Unless you live in California, that is, where a new law, the first in the nation, states that “affirmative consent must be ongoing throughout a sexual activity and can be revoked at any time.” So the green light to get started is only the beginning. The law will lay down stiff penalties for colleges that don’t deal swiftly and seriously with accusations of sexual assault, so any misinterpretation during your frisky business could suddenly become very risky business.

Rape culture anxiety on campus doesn’t end there. The University of Michigan has expanded its definition of “sexual violence” to include such non-violence as “withholding sex and affection” and “discounting the partner’s feelings regarding sex.” Expect other overreacting colleges to follow suit.

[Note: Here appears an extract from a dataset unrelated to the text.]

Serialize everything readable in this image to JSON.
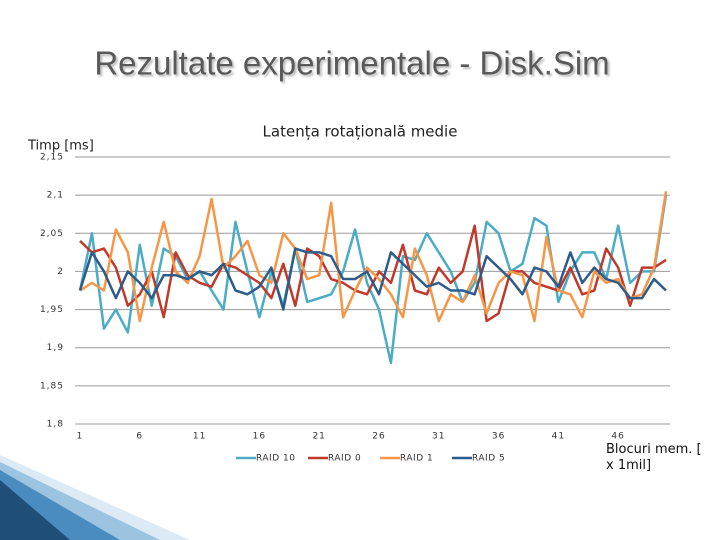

But there is something more than just the fear of legal action going on here. Robert Stacy McCain believes that feminist academics are behind what he calls an “Orwellian project” of not only modifying student sexual behavior, but controlling the way students talk and even think about sex. Janet Bloomfield of A Voice For Men claims that men are the real targets of this misandrist agenda, as “normal relationship behaviors are pathologized and framed as abuse when MEN do them.” Meanwhile, women are trained “to interpret normal sexual and relationship behaviors as abuse and encouraged to have the young men they are partnering with sanctioned by the college.”

Whatever is fueling the rape culture mania, I agree with Camille Paglia that “colleges should stick to academics” and “real crimes should be reported to the police, not to haphazard and ill-trained campus grievance committees.” A more serious campus problem, Paglia warns, is that naïve young women no longer “understand the fragility of civilization and the constant nearness of savage natures,” and thus are easier targets for seriously violent predators. Her solution? “The price of women’s modern freedoms is personal responsibility for vigilance and self-defense.”

Unfortunately, any call for personal responsibility these days is usually met with charges of “rape apologist” and “blaming the victim,” which solve nothing and perpetuate the victimization of women. Nevertheless – and this is not to absolve men of their responsibility – both “oafish hookup melodramas” and actual sex crimes could be more effectively reduced if female students avoid behaviors that put them at risk for sexual assault. That includes: not letting alcohol make you vulnerable; maintaining clear, open dialogue with their male sex partner from beginning to end; and being mentally and physically prepared to confront the “savage nature” of predators. To echo Paglia, that is the price for women’s sexual freedom in today’s hookup culture.